Inutile de se mentir plus longtemps : nos sociétés, ces mammouths pétrifiés à l'idée de bouger ne serait-ce que de quelques centimètres, sont en pleine mutation. Pour sa nouvelle édition, le Printemps du Livre a pris acte de ces enjeux en invitant des auteurs défricheurs, à même de stimuler les esprits au-delà de ce foutu raisonnable. François Cau
Ne serait-ce que parce que l'incitation à la lecture est déjà une spectaculaire opération de salubrité publique, il faut louer des manifestations comme le Printemps du Livre. L'équipe de Grenoble Ville Lecture, en précieux partenariat avec les bibliothèques de Grenoble et sa flamboyante agglo, pousse le lecteur impénitent dans ses derniers retranchements en lui soumettant moult rencontres avec des plumes aguerries ou fraîchement révélées des scènes littéraires françaises et, cette année particulièrement, internationales ; et prolonge le plaisir avec des spectacles, des lectures et autres animations, tout en maintenant une permanence sous chapiteau au Jardin de Ville. Alors après, bien sûr, on peut pinailler sur la prog. Regretter que le cru 2012 soit exsangue du côté du polar ou de la science-fiction (ce dernier genre drainant malheureusement trop peu de curieux), qu'il laisse un peu de côté le neuvième art (avec quelques notables exceptions, comme la présence de Samuel Ribeyron pour ses Super Beige), ainsi que la poésie ou le théâtre, ou enfin qu'il ne compte pas dans ses rangs Régis Jauffret pour son monstrueux Claustria (pour cause d'annulation tardive).

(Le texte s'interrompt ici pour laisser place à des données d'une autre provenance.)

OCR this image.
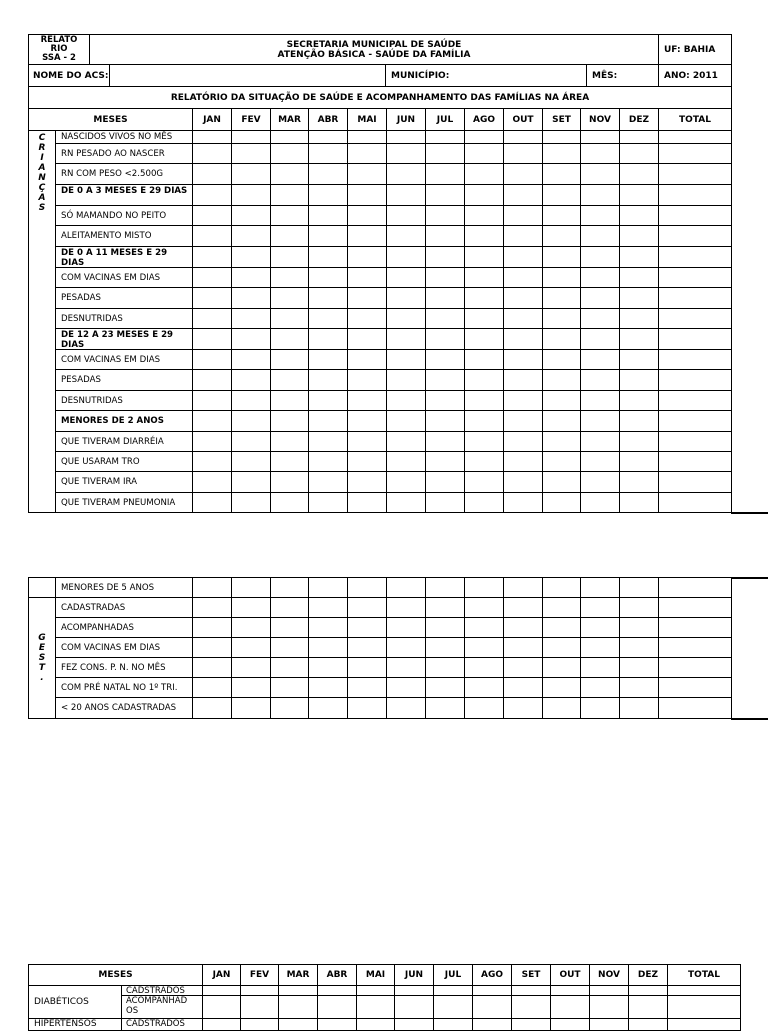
RELATÓ
RIO
SSA - 2
SECRETARIA MUNICIPAL DE SAÚDE
ATENÇÃO BÁSICA - SAÚDE DA FAMÍLIA	UF: BAHIA
NOME DO ACS:	MUNICÍPIO:	MÊS:	ANO: 2011
RELATÓRIO DA SITUAÇÃO DE SAÚDE E ACOMPANHAMENTO DAS FAMÍLIAS NA ÁREA
MESES	JAN	FEV	MAR	ABR	MAI	JUN	JUL	AGO	OUT	SET	NOV	DEZ	TOTAL
C
R
I
A
N
Ç
A
S
NASCIDOS VIVOS NO MÊS
RN PESADO AO NASCER
RN COM PESO <2.500G
DE 0 A 3 MESES E 29 DIAS
SÓ MAMANDO NO PEITO
ALEITAMENTO MISTO
DE 0 A 11 MESES E 29 DIAS
COM VACINAS EM DIAS
PESADAS
DESNUTRIDAS
DE 12 A 23 MESES E 29 DIAS
COM VACINAS EM DIAS
PESADAS
DESNUTRIDAS
MENORES DE 2 ANOS
QUE TIVERAM DIARRÉIA
QUE USARAM TRO
QUE TIVERAM IRA
QUE TIVERAM PNEUMONIA
MENORES DE 5 ANOS
G
E
S
T
.
CADASTRADAS
ACOMPANHADAS
COM VACINAS EM DIAS
FEZ CONS. P. N. NO MÊS
COM PRÉ NATAL NO 1º TRI.
< 20 ANOS CADASTRADAS
MESES	JAN	FEV	MAR	ABR	MAI	JUN	JUL	AGO	SET	OUT	NOV	DEZ	TOTAL
DIABÉTICOS
CADSTRADOS
ACOMPANHAD
OS
HIPERTENSOS	CADSTRADOS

Oui, on peut pinailler, mais on ne peut tourner le dos aux pléthoriques propositions de ce dixième Printemps.
Têtes d'affiche
Forcément, pour ses dix ans, l'événement se fait plaisir, réinvite des auteurs qui ont marqué son histoire, s'autorise des coups de cœur et quelques jolis coups. Comme la venue du grand Rick Bass (voir encadré) pour l'ensemble de son œuvre, celle de Robert McLiam Wilson, de l'inévitable Olivier Adam, du rockeur Theo Hakola, ou d'un beau quarté de tête de la dernière rentrée littéraire – Lydie Salvayre pour son Hymne à Jimi Hendrix, Jean Rolin et son Ravissement de Britney Spears, Patrick Deville pour Kampuchéa, et enfin l'esthétisant Eric Reinhardt et son Système Victoria. Mais le grand événement annoncé est la venue de Dany Laferrière pour excellent roman Tout bouge autour de moi (qui donne par ailleurs son nom au thème de cette année, Tout bouge autour de nous), récit de sa propre expérience pendant et après le séisme qui devait ravager Port-au-Prince. Une œuvre puissante, directe, qui trouve invariablement la dignité dans l'horreur. Autre temps fort immanquable, la rencontre avec Jean Ziegler (photo, pour son dernier ouvrage, Destruction massive), ancien rapporteur spécial de l'ONU sur le droit à l'alimentation, indigné avant l'heure, trublion légitimement fort en gueule qui n'a de cesse de focaliser le regard détourné – et de fait, coupable – des instances internationales sur l'immonde scandale de la faim. Dans un registre presque aussi putride, celui du fonctionnement de l'économie mondiale, on pourra soumettre Christophe Ramaux, signataire du Manifeste des économistes atterrés, et ardent promoteur d'un nouvel Etat social.
Outsiders
Passées ces agapes, le Printemps s'intéresse aussi à des triturateurs de la chose écrite. On reverra Maylis de Kerangal avec grand bonheur, tant la pertinence de ses apparitions complète harmonieusement une bibliographie encore jeune (Corniche Kennedy, Naissance d'un pont, Tangente vers l'Est), mais déjà porteuse d'une langue détournée qu'on prend plaisir à retrouver. On découvrira l'étonnant François Dominique, curieux touche-à-tout littéraire qui nous a totalement pris par surprise avec l'envoûtant Solène, périlleux exercice autour de l'indicible cher à Lovecraft et de la déstructuration du langage, le tout avec la voix d'une adolescente dans un Lyon post-apocalyptique ! Le pari est largement réussi, son auteur nous intrigue d'autant plus. On cherchera enfin à savoir ce qui a bien pu passer par la tête d'Arno Bertina pour accoucher de son singulier Je suis une aventure, virée joyeusement bordélique en compagnie d'un certain Rodgeur Fédérère. De quoi se stimuler l'esprit plus que de raison.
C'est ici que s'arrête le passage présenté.